« A true delight » par Blues & Rythm Magazine

Cœur De Chauffe is a band under the leadership of Gérard Tarquin, clarinettist with the famed French jazz band, Les Haricots Rouges. M. Tarquin was born in Paris in 1943 and is of Créole ancestry, his father having moved to the French capital from Martinique in the French Antilles in 1930. He grew up in a Caribbean environment and was taught clarinet by Eugène Delouche, a veteran of Paris’s West Indian dances, who also encouraged Gérard’s pride in this heritage. At the beginning of the sixties, Tarquin began playing jazz – though with the style of Sidney Bechet as his first lesson, those Créole roots were never far away, and he would often introduce one or two biguines in the band’s sets. It was long his dream though to have a full band and an album of Martiniquan music, and that dream is brought to fruition with Coeur De Chauffe and this wonderful, flowing CD. The subtitle of this release is “Biguines & Mazurkas Créoles Today”, although both the mazurka and biguines can be found in the recordings of many modern French Caribbean outfits, they tend to be interpreted in a modern style. This too is a modern set, but it is only the quality of the production that betrays its contemporaneity.
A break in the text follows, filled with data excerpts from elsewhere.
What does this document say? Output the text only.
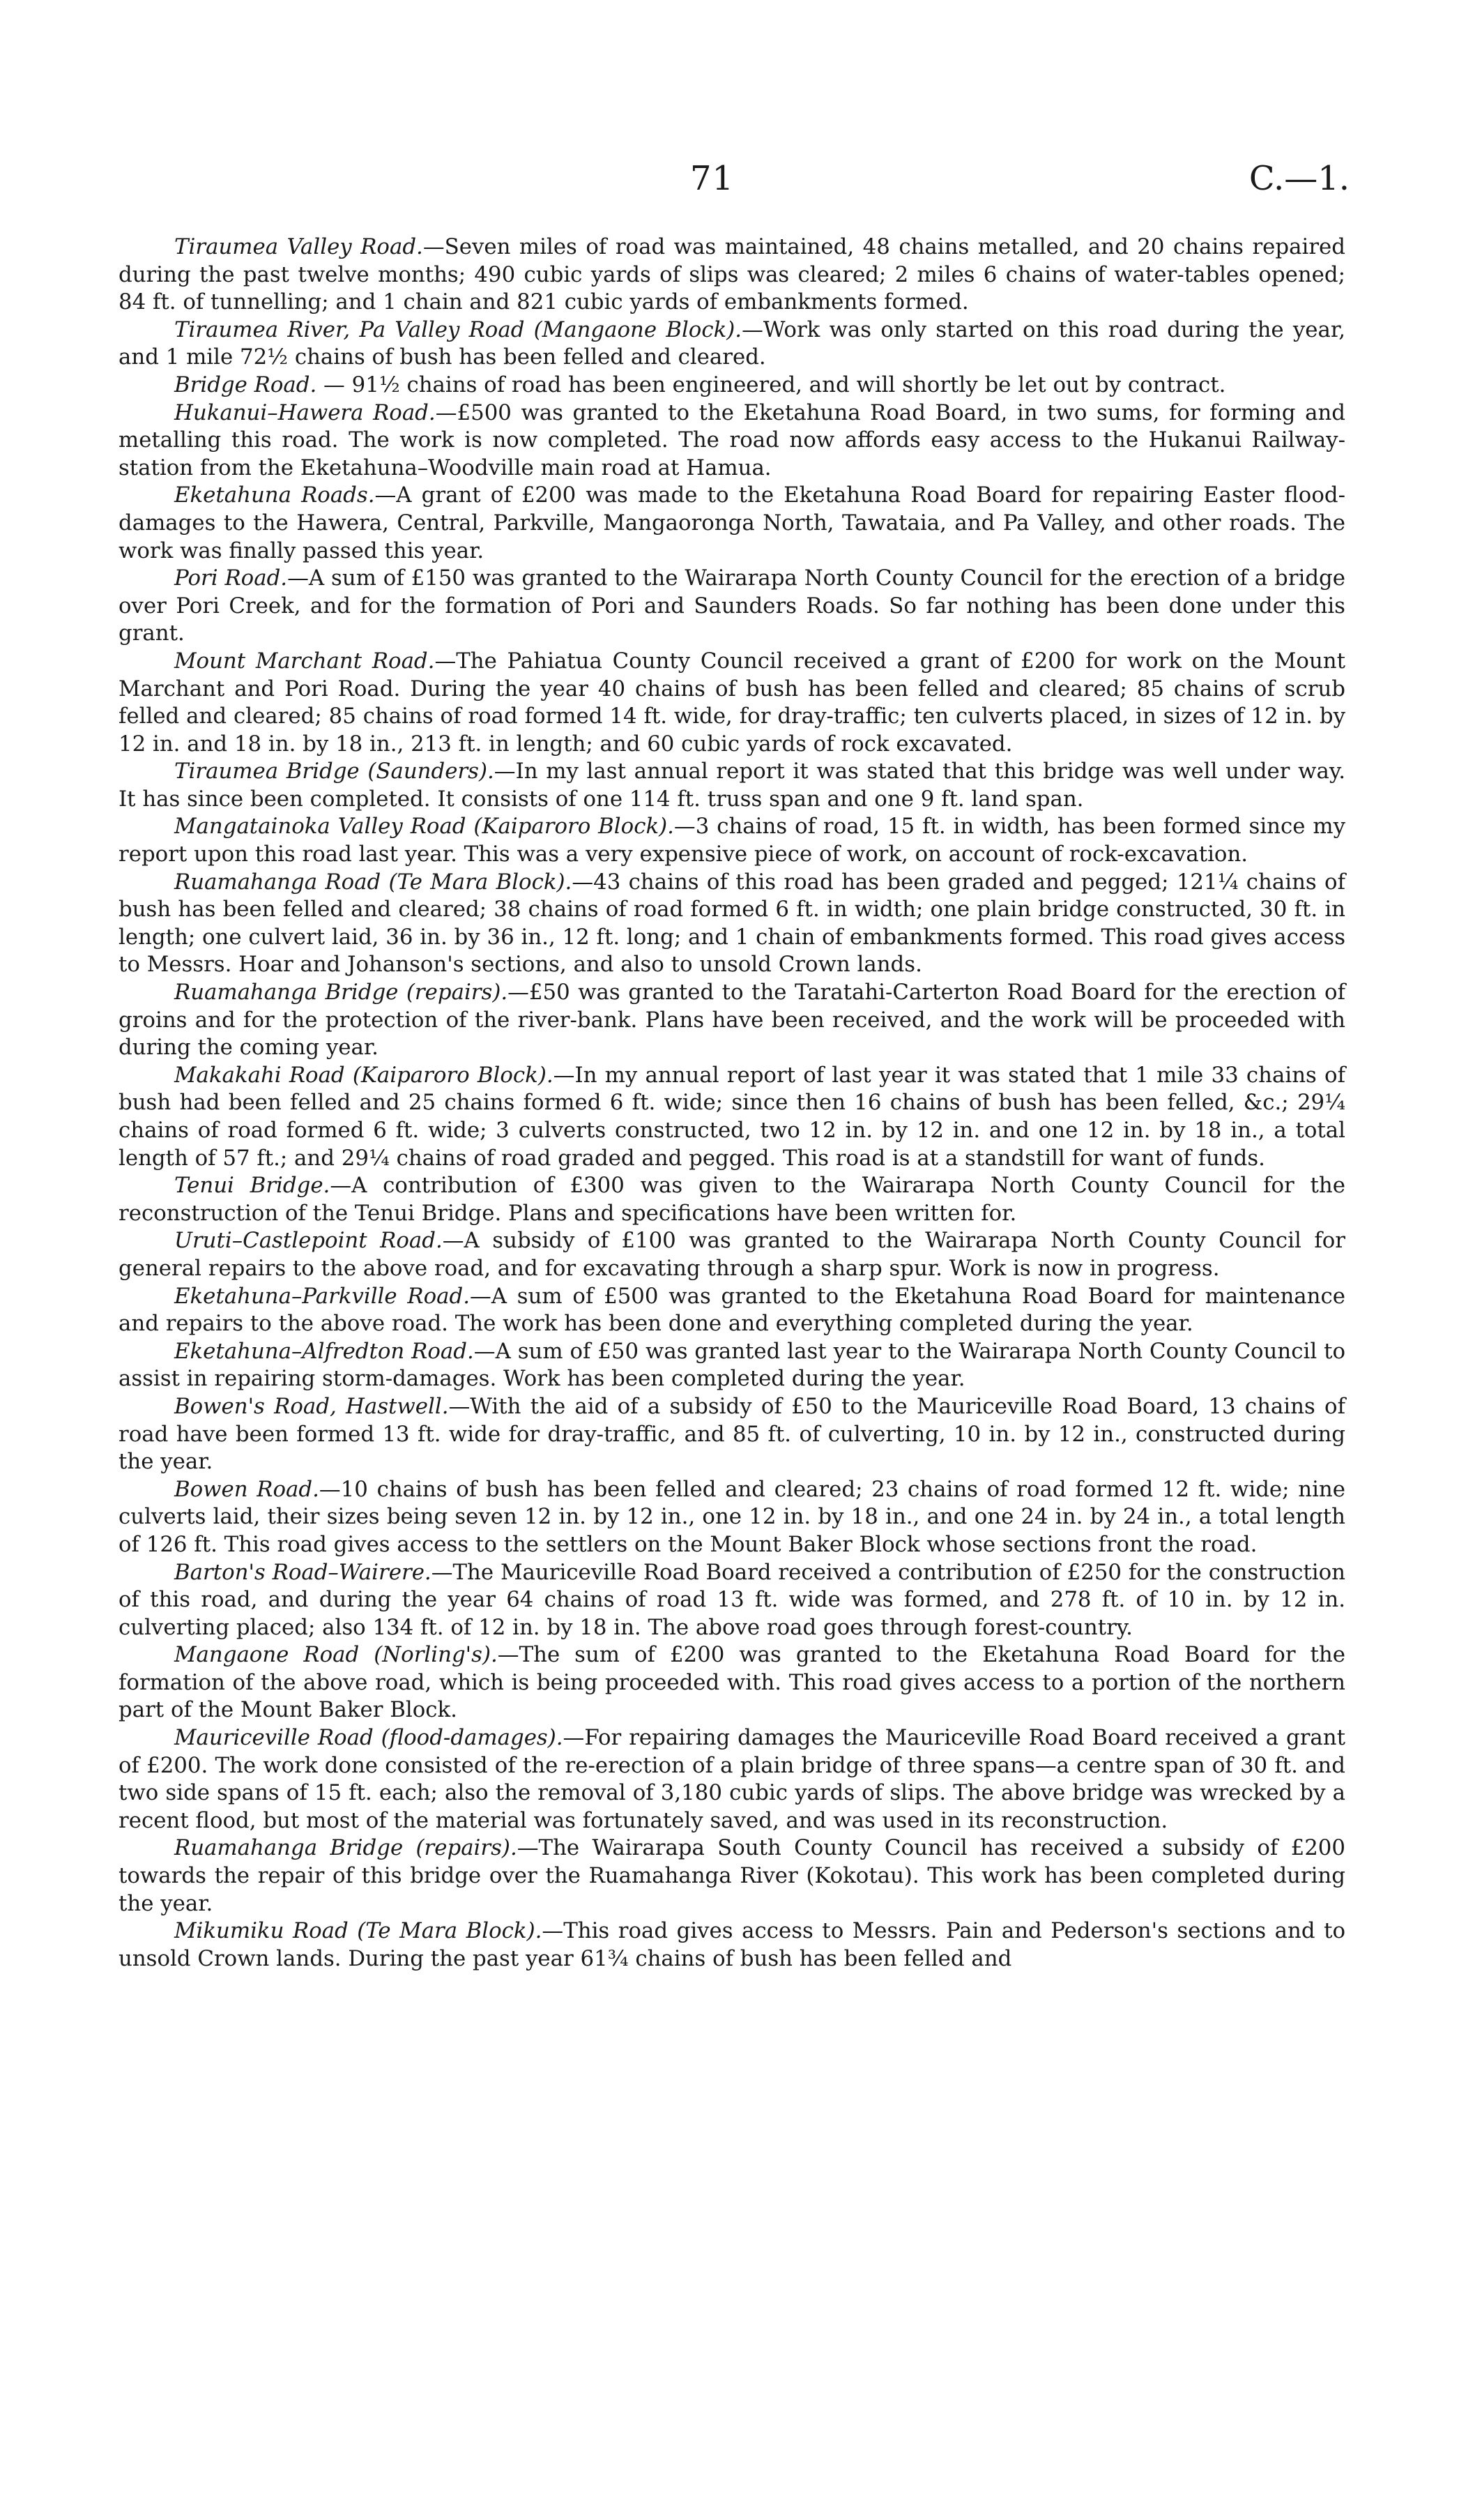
71	C.—1.

Tiraumea Valley Road.—Seven miles of road was maintained, 48 chains metalled, and 20 chains repaired during the past twelve months; 490 cubic yards of slips was cleared; 2 miles 6 chains of water-tables opened; 84 ft. of tunnelling; and 1 chain and 821 cubic yards of embankments formed.

Tiraumea River, Pa Valley Road (Mangaone Block).—Work was only started on this road during the year, and 1 mile 72½ chains of bush has been felled and cleared.

Bridge Road. — 91½ chains of road has been engineered, and will shortly be let out by contract.

Hukanui–Hawera Road.—£500 was granted to the Eketahuna Road Board, in two sums, for forming and metalling this road. The work is now completed. The road now affords easy access to the Hukanui Railway-station from the Eketahuna–Woodville main road at Hamua.

Eketahuna Roads.—A grant of £200 was made to the Eketahuna Road Board for repairing Easter flood-damages to the Hawera, Central, Parkville, Mangaoronga North, Tawataia, and Pa Valley, and other roads. The work was finally passed this year.

Pori Road.—A sum of £150 was granted to the Wairarapa North County Council for the erection of a bridge over Pori Creek, and for the formation of Pori and Saunders Roads. So far nothing has been done under this grant.

Mount Marchant Road.—The Pahiatua County Council received a grant of £200 for work on the Mount Marchant and Pori Road. During the year 40 chains of bush has been felled and cleared; 85 chains of scrub felled and cleared; 85 chains of road formed 14 ft. wide, for dray-traffic; ten culverts placed, in sizes of 12 in. by 12 in. and 18 in. by 18 in., 213 ft. in length; and 60 cubic yards of rock excavated.

Tiraumea Bridge (Saunders).—In my last annual report it was stated that this bridge was well under way. It has since been completed. It consists of one 114 ft. truss span and one 9 ft. land span.

Mangatainoka Valley Road (Kaiparoro Block).—3 chains of road, 15 ft. in width, has been formed since my report upon this road last year. This was a very expensive piece of work, on account of rock-excavation.

Ruamahanga Road (Te Mara Block).—43 chains of this road has been graded and pegged; 121¼ chains of bush has been felled and cleared; 38 chains of road formed 6 ft. in width; one plain bridge constructed, 30 ft. in length; one culvert laid, 36 in. by 36 in., 12 ft. long; and 1 chain of embankments formed. This road gives access to Messrs. Hoar and Johanson's sections, and also to unsold Crown lands.

Ruamahanga Bridge (repairs).—£50 was granted to the Taratahi-Carterton Road Board for the erection of groins and for the protection of the river-bank. Plans have been received, and the work will be proceeded with during the coming year.

Makakahi Road (Kaiparoro Block).—In my annual report of last year it was stated that 1 mile 33 chains of bush had been felled and 25 chains formed 6 ft. wide; since then 16 chains of bush has been felled, &c.; 29¼ chains of road formed 6 ft. wide; 3 culverts constructed, two 12 in. by 12 in. and one 12 in. by 18 in., a total length of 57 ft.; and 29¼ chains of road graded and pegged. This road is at a standstill for want of funds.

Tenui Bridge.—A contribution of £300 was given to the Wairarapa North County Council for the reconstruction of the Tenui Bridge. Plans and specifications have been written for.

Uruti–Castlepoint Road.—A subsidy of £100 was granted to the Wairarapa North County Council for general repairs to the above road, and for excavating through a sharp spur. Work is now in progress.

Eketahuna–Parkville Road.—A sum of £500 was granted to the Eketahuna Road Board for maintenance and repairs to the above road. The work has been done and everything completed during the year.

Eketahuna–Alfredton Road.—A sum of £50 was granted last year to the Wairarapa North County Council to assist in repairing storm-damages. Work has been completed during the year.

Bowen's Road, Hastwell.—With the aid of a subsidy of £50 to the Mauriceville Road Board, 13 chains of road have been formed 13 ft. wide for dray-traffic, and 85 ft. of culverting, 10 in. by 12 in., constructed during the year.

Bowen Road.—10 chains of bush has been felled and cleared; 23 chains of road formed 12 ft. wide; nine culverts laid, their sizes being seven 12 in. by 12 in., one 12 in. by 18 in., and one 24 in. by 24 in., a total length of 126 ft. This road gives access to the settlers on the Mount Baker Block whose sections front the road.

Barton's Road–Wairere.—The Mauriceville Road Board received a contribution of £250 for the construction of this road, and during the year 64 chains of road 13 ft. wide was formed, and 278 ft. of 10 in. by 12 in. culverting placed; also 134 ft. of 12 in. by 18 in. The above road goes through forest-country.

Mangaone Road (Norling's).—The sum of £200 was granted to the Eketahuna Road Board for the formation of the above road, which is being proceeded with. This road gives access to a portion of the northern part of the Mount Baker Block.

Mauriceville Road (flood-damages).—For repairing damages the Mauriceville Road Board received a grant of £200. The work done consisted of the re-erection of a plain bridge of three spans—a centre span of 30 ft. and two side spans of 15 ft. each; also the removal of 3,180 cubic yards of slips. The above bridge was wrecked by a recent flood, but most of the material was fortunately saved, and was used in its reconstruction.

Ruamahanga Bridge (repairs).—The Wairarapa South County Council has received a subsidy of £200 towards the repair of this bridge over the Ruamahanga River (Kokotau). This work has been completed during the year.

Mikumiku Road (Te Mara Block).—This road gives access to Messrs. Pain and Pederson's sections and to unsold Crown lands. During the past year 61¾ chains of bush has been felled and
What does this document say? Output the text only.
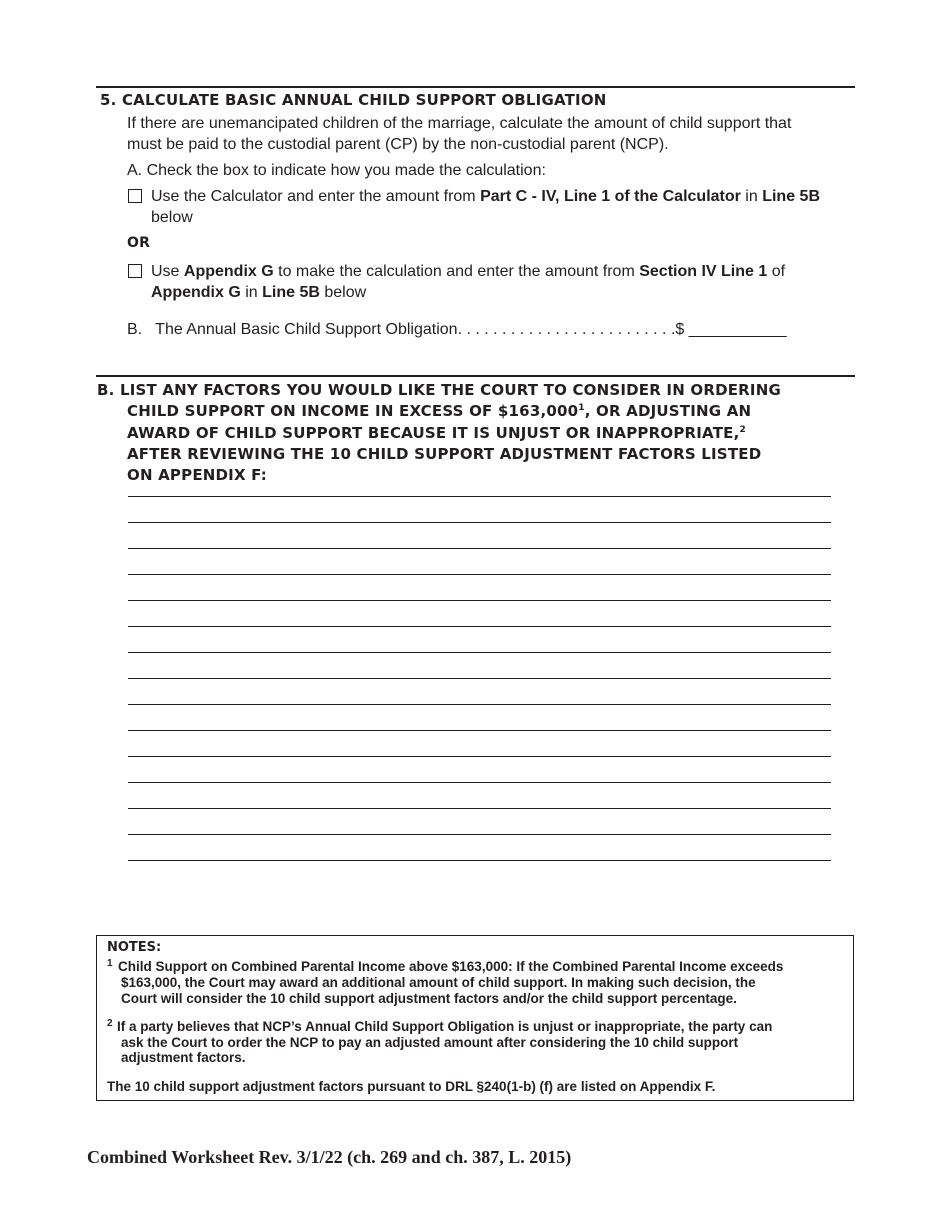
5. CALCULATE BASIC ANNUAL CHILD SUPPORT OBLIGATION
If there are unemancipated children of the marriage, calculate the amount of child support that
must be paid to the custodial parent (CP) by the non-custodial parent (NCP).
A. Check the box to indicate how you made the calculation:
Use the Calculator and enter the amount from Part C - IV, Line 1 of the Calculator in Line 5B
below
OR
Use Appendix G to make the calculation and enter the amount from Section IV Line 1 of
Appendix G in Line 5B below
B.   The Annual Basic Child Support Obligation. . . . . . . . . . . . . . . . . . . . . . . . .$ ___________
B. LIST ANY FACTORS YOU WOULD LIKE THE COURT TO CONSIDER IN ORDERING
CHILD SUPPORT ON INCOME IN EXCESS OF $163,000$^1$, OR ADJUSTING AN
AWARD OF CHILD SUPPORT BECAUSE IT IS UNJUST OR INAPPROPRIATE,$^2$
AFTER REVIEWING THE 10 CHILD SUPPORT ADJUSTMENT FACTORS LISTED
ON APPENDIX F:
NOTES:
1 Child Support on Combined Parental Income above $163,000: If the Combined Parental Income exceeds
$163,000, the Court may award an additional amount of child support. In making such decision, the
Court will consider the 10 child support adjustment factors and/or the child support percentage.
2 If a party believes that NCP’s Annual Child Support Obligation is unjust or inappropriate, the party can
ask the Court to order the NCP to pay an adjusted amount after considering the 10 child support
adjustment factors.
The 10 child support adjustment factors pursuant to DRL §240(1-b) (f) are listed on Appendix F.
Combined Worksheet Rev. 3/1/22 (ch. 269 and ch. 387, L. 2015)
With the exception of the autobiographical title track, the material dates from the twenties (or before) to the fifties, some of it from the folk tradition, but the majority from leading names such as Stellio, Ernest Léardée, Léona Gabriel, Albert Lirvat and Gérard’s mentor, Eugène Delouche. There is a real vibrancy and sense of enthusiasm about the whole set but the latter’s “La Figuïe”, “Retour Au Pays” and “Shell X 100 Motor Oil” are outstanding, full of warmth and verve, with M. Tarquin seeming to want to ensure his old teacher would be proud of the pupil’s achievements. The accomplished and very authentic-sounding backing band consists of past and present members of Les Haricots Rouges, plus the Antilleans Roland Pierre-Charles (whose accordion style is midway between musette and zydeco) and female singer Maura Michelon, though it should be stated that Gérard himself handles the bulk of the vocals and shows himself to have a good voice for this kind of material. Plaudits are due too to the trombonist Denis Carterre and Norbert “Roro” Congrega on banjo. Surprisingly perhaps, this is no more jazz inflected than most beguine, and those lilting Caribbean roots are strong. Those with an appreciation of this Antillean tradition will find this CD a true delight.